At the Flourish meeting, I learn of a colloquial joke called philosopher’s depression, which, in terse terms, is a suspicion — frequently on the part of thinkers — that every quest is meaningless from the beginning. It is the terrifying suspicion of a norm, a norm that would nullify all hope and all striving. How many of us have been here? Such a suspicion would make the work of happiness groups, then, feel only like bland little distractions. Lately, though, I wonder if the products of these happiness groups — the anonymous compliments, the regimented exercises in positive thinking — do more than simply create a good mood. Perhaps they also briefly reveal the state of things, a state that is good. If the trope of our generation is true, if our framing of the world is relativist without the comfort of a grand designer, these brief hints at a wonderful norm are incredibly reassuring.

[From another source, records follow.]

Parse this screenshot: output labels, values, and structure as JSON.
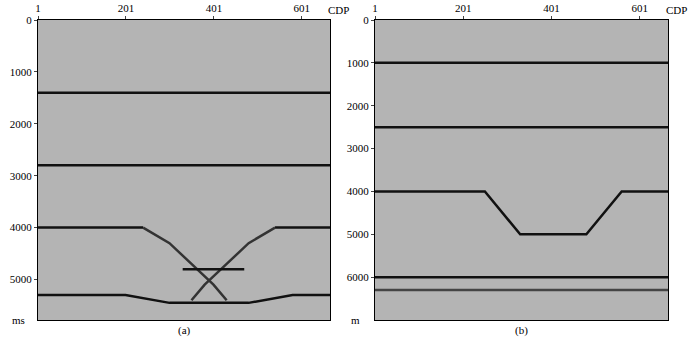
{
  "chart_data": [
    {
      "type": "line",
      "title": "(a)",
      "x_label": "CDP",
      "y_label": "ms",
      "xlim": [
        1,
        665
      ],
      "ylim": [
        5780,
        0
      ],
      "xticks": [
        1,
        201,
        401,
        601
      ],
      "yticks": [
        0,
        1000,
        2000,
        3000,
        4000,
        5000
      ],
      "grid": false,
      "series": [
        {
          "x": [
            1,
            665
          ],
          "values": [
            1400,
            1400
          ],
          "color": "#111111"
        },
        {
          "x": [
            1,
            665
          ],
          "values": [
            2800,
            2800
          ],
          "color": "#111111"
        },
        {
          "x": [
            1,
            240
          ],
          "values": [
            4000,
            4000
          ],
          "color": "#111111"
        },
        {
          "x": [
            540,
            665
          ],
          "values": [
            4000,
            4000
          ],
          "color": "#111111"
        },
        {
          "x": [
            240,
            300,
            350,
            400,
            430
          ],
          "values": [
            4000,
            4300,
            4700,
            5100,
            5400
          ],
          "color": "#333333"
        },
        {
          "x": [
            540,
            480,
            430,
            380,
            350
          ],
          "values": [
            4000,
            4300,
            4700,
            5100,
            5400
          ],
          "color": "#333333"
        },
        {
          "x": [
            330,
            470
          ],
          "values": [
            4800,
            4800
          ],
          "color": "#111111"
        },
        {
          "x": [
            1,
            200,
            300,
            480,
            580,
            665
          ],
          "values": [
            5300,
            5300,
            5450,
            5450,
            5300,
            5300
          ],
          "color": "#111111"
        }
      ]
    },
    {
      "type": "line",
      "title": "(b)",
      "x_label": "CDP",
      "y_label": "m",
      "xlim": [
        1,
        665
      ],
      "ylim": [
        7000,
        0
      ],
      "xticks": [
        1,
        201,
        401,
        601
      ],
      "yticks": [
        0,
        1000,
        2000,
        3000,
        4000,
        5000,
        6000
      ],
      "grid": false,
      "series": [
        {
          "x": [
            1,
            665
          ],
          "values": [
            1000,
            1000
          ],
          "color": "#111111"
        },
        {
          "x": [
            1,
            665
          ],
          "values": [
            2500,
            2500
          ],
          "color": "#111111"
        },
        {
          "x": [
            1,
            250,
            330,
            480,
            560,
            665
          ],
          "values": [
            4000,
            4000,
            5000,
            5000,
            4000,
            4000
          ],
          "color": "#111111"
        },
        {
          "x": [
            1,
            665
          ],
          "values": [
            6000,
            6000
          ],
          "color": "#111111"
        },
        {
          "x": [
            1,
            665
          ],
          "values": [
            6300,
            6300
          ],
          "color": "#444444"
        }
      ]
    }
  ]
}
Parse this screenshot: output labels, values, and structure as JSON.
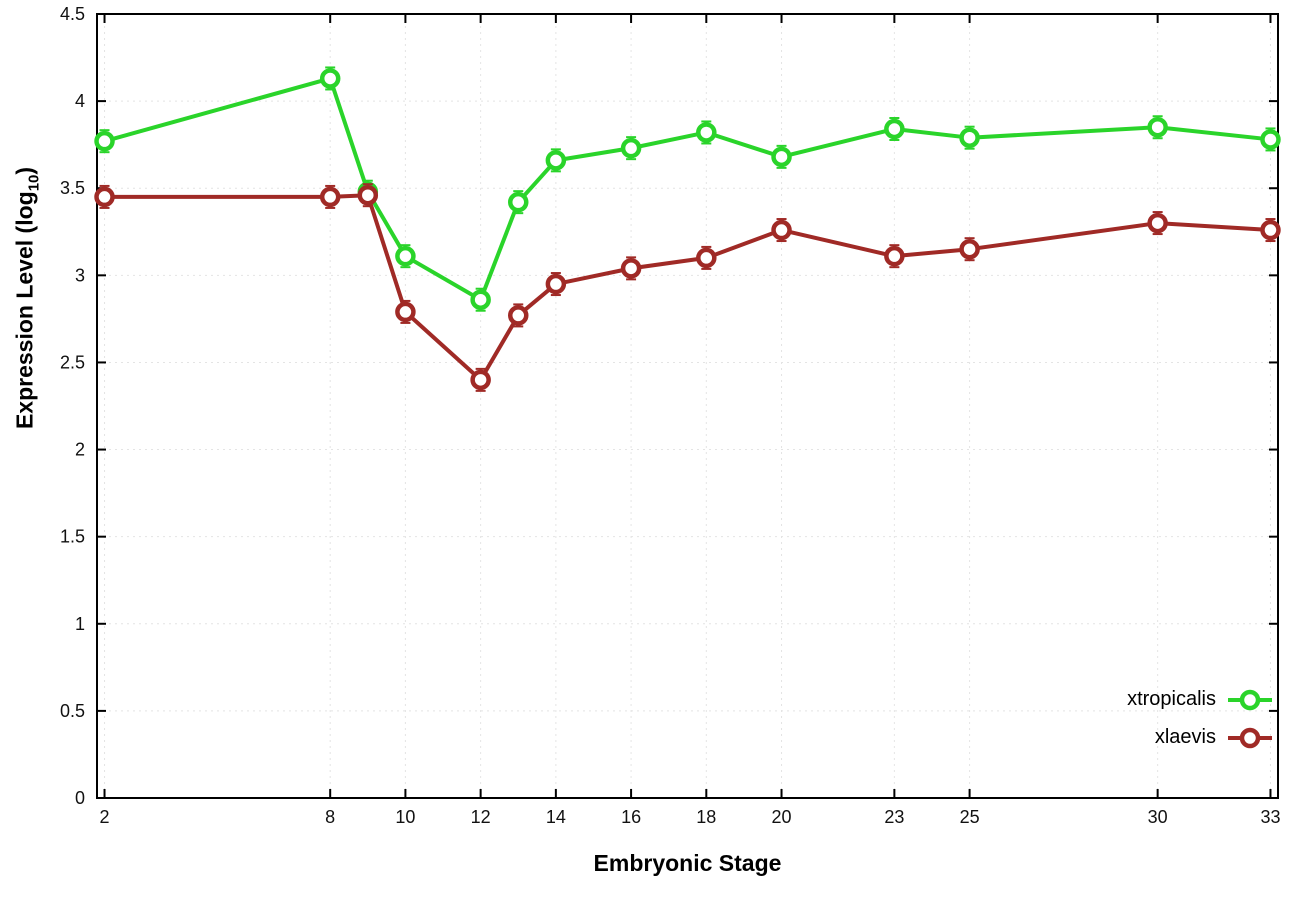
{
  "labels": {
    "x": "Embryonic Stage",
    "y_main": "Expression Level (log",
    "y_sub": "10",
    "y_close": ")"
  },
  "chart_data": {
    "type": "line",
    "title": "",
    "xlabel": "Embryonic Stage",
    "ylabel": "Expression Level (log10)",
    "x": [
      2,
      8,
      9,
      10,
      12,
      13,
      14,
      16,
      18,
      20,
      23,
      25,
      30,
      33
    ],
    "series": [
      {
        "name": "xtropicalis",
        "color": "#2ad42a",
        "values": [
          3.77,
          4.13,
          3.48,
          3.11,
          2.86,
          3.42,
          3.66,
          3.73,
          3.82,
          3.68,
          3.84,
          3.79,
          3.85,
          3.78
        ]
      },
      {
        "name": "xlaevis",
        "color": "#a02a26",
        "values": [
          3.45,
          3.45,
          3.46,
          2.79,
          2.4,
          2.77,
          2.95,
          3.04,
          3.1,
          3.26,
          3.11,
          3.15,
          3.3,
          3.26
        ]
      }
    ],
    "xticks": [
      2,
      8,
      10,
      12,
      14,
      16,
      18,
      20,
      23,
      25,
      30,
      33
    ],
    "yticks": [
      0,
      0.5,
      1,
      1.5,
      2,
      2.5,
      3,
      3.5,
      4,
      4.5
    ],
    "xlim": [
      1.8,
      33.2
    ],
    "ylim": [
      0,
      4.5
    ],
    "grid": true,
    "legend_position": "bottom-right",
    "marker": "open-circle"
  }
}
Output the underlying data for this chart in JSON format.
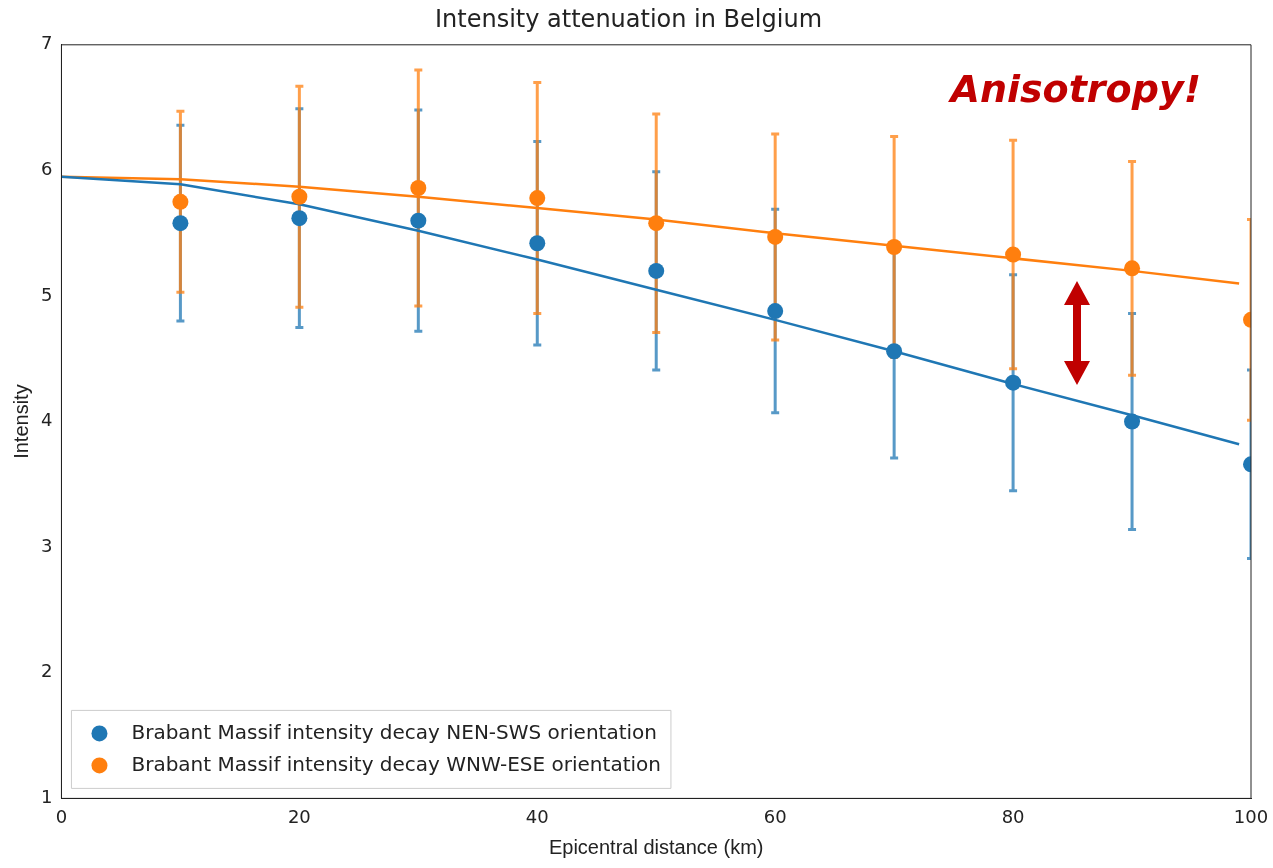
{
  "chart_data": {
    "type": "scatter",
    "title": "Intensity attenuation in Belgium",
    "xlabel": "Epicentral distance (km)",
    "ylabel": "Intensity",
    "x": [
      10,
      20,
      30,
      40,
      50,
      60,
      70,
      80,
      90,
      100
    ],
    "series": [
      {
        "name": "Brabant Massif intensity decay NEN-SWS orientation",
        "color": "#1f77b4",
        "values": [
          5.58,
          5.62,
          5.6,
          5.42,
          5.2,
          4.88,
          4.56,
          4.31,
          4.0,
          3.66
        ],
        "errors": [
          0.78,
          0.87,
          0.88,
          0.81,
          0.79,
          0.81,
          0.85,
          0.86,
          0.86,
          0.75
        ]
      },
      {
        "name": "Brabant Massif intensity decay WNW-ESE orientation",
        "color": "#ff7f0e",
        "values": [
          5.75,
          5.79,
          5.86,
          5.78,
          5.58,
          5.47,
          5.39,
          5.33,
          5.22,
          4.81
        ],
        "errors": [
          0.72,
          0.88,
          0.94,
          0.92,
          0.87,
          0.82,
          0.88,
          0.91,
          0.85,
          0.8
        ]
      },
      {
        "type": "line",
        "marker": "none",
        "color": "#1f77b4",
        "x": [
          0,
          10,
          20,
          30,
          40,
          50,
          60,
          70,
          80,
          90,
          99
        ],
        "values": [
          5.95,
          5.89,
          5.73,
          5.52,
          5.29,
          5.05,
          4.81,
          4.56,
          4.3,
          4.05,
          3.82
        ]
      },
      {
        "type": "line",
        "marker": "none",
        "color": "#ff7f0e",
        "x": [
          0,
          10,
          20,
          30,
          40,
          50,
          60,
          70,
          80,
          90,
          99
        ],
        "values": [
          5.95,
          5.93,
          5.87,
          5.79,
          5.7,
          5.61,
          5.5,
          5.4,
          5.3,
          5.2,
          5.1
        ]
      }
    ],
    "xlim": [
      0,
      100
    ],
    "xticks": [
      0,
      20,
      40,
      60,
      80,
      100
    ],
    "ylim": [
      1,
      7
    ],
    "yticks": [
      1,
      2,
      3,
      4,
      5,
      6,
      7
    ],
    "marker": "circle",
    "legend": "bottom left",
    "annotations": [
      "Anisotropy!"
    ]
  }
}
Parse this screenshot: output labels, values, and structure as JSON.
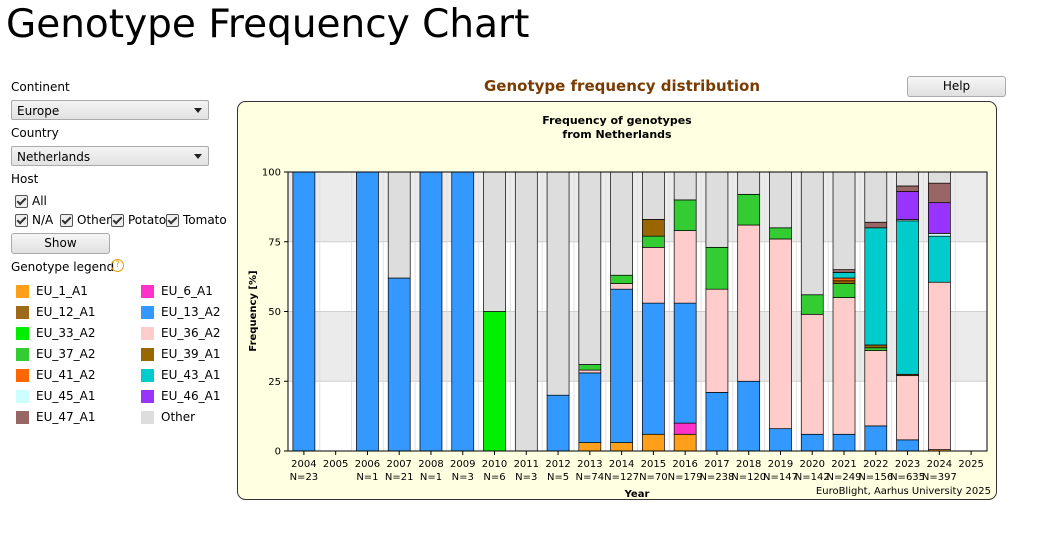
{
  "page_title": "Genotype Frequency Chart",
  "sidebar": {
    "continent_label": "Continent",
    "continent": "Europe",
    "country_label": "Country",
    "country": "Netherlands",
    "host_label": "Host",
    "hosts": [
      {
        "label": "All",
        "checked": true
      },
      {
        "label": "N/A",
        "checked": true
      },
      {
        "label": "Other",
        "checked": true
      },
      {
        "label": "Potato",
        "checked": true
      },
      {
        "label": "Tomato",
        "checked": true
      }
    ],
    "show_button": "Show",
    "legend_label": "Genotype legend",
    "legend_help": "?"
  },
  "panel_title": "Genotype frequency distribution",
  "help_button": "Help",
  "chart_data": {
    "type": "stacked_bar",
    "title": [
      "Frequency of genotypes",
      "from Netherlands"
    ],
    "ylabel": "Frequency [%]",
    "xlabel": "Year",
    "credit": "EuroBlight, Aarhus University 2025",
    "categories": [
      "2004",
      "2005",
      "2006",
      "2007",
      "2008",
      "2009",
      "2010",
      "2011",
      "2012",
      "2013",
      "2014",
      "2015",
      "2016",
      "2017",
      "2018",
      "2019",
      "2020",
      "2021",
      "2022",
      "2023",
      "2024",
      "2025"
    ],
    "n_labels": [
      "N=23",
      null,
      "N=1",
      "N=21",
      "N=1",
      "N=3",
      "N=6",
      "N=3",
      "N=5",
      "N=74",
      "N=127",
      "N=70",
      "N=179",
      "N=238",
      "N=120",
      "N=147",
      "N=142",
      "N=249",
      "N=156",
      "N=635",
      "N=397",
      null
    ],
    "ylim": [
      0,
      100
    ],
    "yticks": [
      0,
      25,
      50,
      75,
      100
    ],
    "grid": true,
    "series": [
      {
        "name": "EU_1_A1",
        "color": "#ff9f1a",
        "values": [
          null,
          null,
          null,
          null,
          null,
          null,
          null,
          null,
          null,
          3,
          3,
          6,
          6,
          null,
          null,
          null,
          null,
          null,
          null,
          null,
          0.5,
          null
        ]
      },
      {
        "name": "EU_6_A1",
        "color": "#ff33cc",
        "values": [
          null,
          null,
          null,
          null,
          null,
          null,
          null,
          null,
          null,
          null,
          null,
          null,
          4,
          null,
          null,
          null,
          null,
          null,
          null,
          null,
          null,
          null
        ]
      },
      {
        "name": "EU_12_A1",
        "color": "#9c6a1a",
        "values": [
          null,
          null,
          null,
          null,
          null,
          null,
          null,
          null,
          null,
          null,
          null,
          null,
          null,
          null,
          null,
          null,
          null,
          null,
          null,
          null,
          null,
          null
        ]
      },
      {
        "name": "EU_13_A2",
        "color": "#3399ff",
        "values": [
          100,
          null,
          100,
          62,
          100,
          100,
          null,
          null,
          20,
          25,
          55,
          47,
          43,
          21,
          25,
          8,
          6,
          6,
          9,
          4,
          null,
          null
        ]
      },
      {
        "name": "EU_33_A2",
        "color": "#00ee00",
        "values": [
          null,
          null,
          null,
          null,
          null,
          null,
          50,
          null,
          null,
          null,
          null,
          null,
          null,
          null,
          null,
          null,
          null,
          null,
          null,
          null,
          null,
          null
        ]
      },
      {
        "name": "EU_36_A2",
        "color": "#ffcccc",
        "values": [
          null,
          null,
          null,
          null,
          null,
          null,
          null,
          null,
          null,
          1,
          2,
          20,
          26,
          37,
          56,
          68,
          43,
          49,
          27,
          23,
          60,
          null
        ]
      },
      {
        "name": "EU_37_A2",
        "color": "#33cc33",
        "values": [
          null,
          null,
          null,
          null,
          null,
          null,
          null,
          null,
          null,
          2,
          3,
          4,
          11,
          15,
          11,
          4,
          7,
          5,
          1,
          null,
          null,
          null
        ]
      },
      {
        "name": "EU_39_A1",
        "color": "#996600",
        "values": [
          null,
          null,
          null,
          null,
          null,
          null,
          null,
          null,
          null,
          null,
          null,
          6,
          null,
          null,
          null,
          null,
          null,
          1,
          1,
          0.5,
          null,
          null
        ]
      },
      {
        "name": "EU_41_A2",
        "color": "#ff6600",
        "values": [
          null,
          null,
          null,
          null,
          null,
          null,
          null,
          null,
          null,
          null,
          null,
          null,
          null,
          null,
          null,
          null,
          null,
          1,
          null,
          null,
          null,
          null
        ]
      },
      {
        "name": "EU_43_A1",
        "color": "#00cccc",
        "values": [
          null,
          null,
          null,
          null,
          null,
          null,
          null,
          null,
          null,
          null,
          null,
          null,
          null,
          null,
          null,
          null,
          null,
          2,
          42,
          55,
          16.5,
          null
        ]
      },
      {
        "name": "EU_45_A1",
        "color": "#ccffff",
        "values": [
          null,
          null,
          null,
          null,
          null,
          null,
          null,
          null,
          null,
          null,
          null,
          null,
          null,
          null,
          null,
          null,
          null,
          null,
          null,
          0.5,
          1,
          null
        ]
      },
      {
        "name": "EU_46_A1",
        "color": "#9933ff",
        "values": [
          null,
          null,
          null,
          null,
          null,
          null,
          null,
          null,
          null,
          null,
          null,
          null,
          null,
          null,
          null,
          null,
          null,
          null,
          null,
          10,
          11,
          null
        ]
      },
      {
        "name": "EU_47_A1",
        "color": "#996666",
        "values": [
          null,
          null,
          null,
          null,
          null,
          null,
          null,
          null,
          null,
          null,
          null,
          null,
          null,
          null,
          null,
          null,
          null,
          1,
          2,
          2,
          7,
          null
        ]
      },
      {
        "name": "Other",
        "color": "#dddddd",
        "values": [
          null,
          null,
          null,
          38,
          null,
          null,
          50,
          100,
          80,
          69,
          37,
          17,
          10,
          27,
          8,
          20,
          44,
          35,
          18,
          5,
          4,
          null
        ]
      }
    ]
  }
}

Members of the group InspireYale, “an initiation for spreading a happiness revolution,” parked themselves on Old Campus one morning in March. Blocks of frozen snow still dotted the grass, but groups of friends lingered outside on their way back from brunch. InspireYale was filming a video for release in April in which students were asked, “If you could talk on the phone with yourself from five years ago for 30 seconds, what would you say?” Some students urged their past selves to break up with a girlfriend, to sleep more or to get a haircut. The overwhelming response, however, was something along the vein of, “I know you’re scared and worried about the future. But things will work out, and everything will be okay.” It’s the same statement I repeated to myself in the past, but this time, I can’t help but believe that it’s actually true.

 

The rooms of the Wellness House are empty as of now, awaiting the conversation and clutter its new residents will bring. The windows are black, but will soon emit the glow of lamps burning late into the early morning, the silhouettes of crouching figures against glowing laptop screens. Its future is unclear. What I’ve ended up with is the same as when I began: an exhausting disarray of floating bits from poll data, psychology, philosophy and stories people have told me. But I’m not worried, for the moment.  We have the rest of our lives to parse through all of this, and in this disarray, I’ve also left enough room to rearrange the parts and change my mind.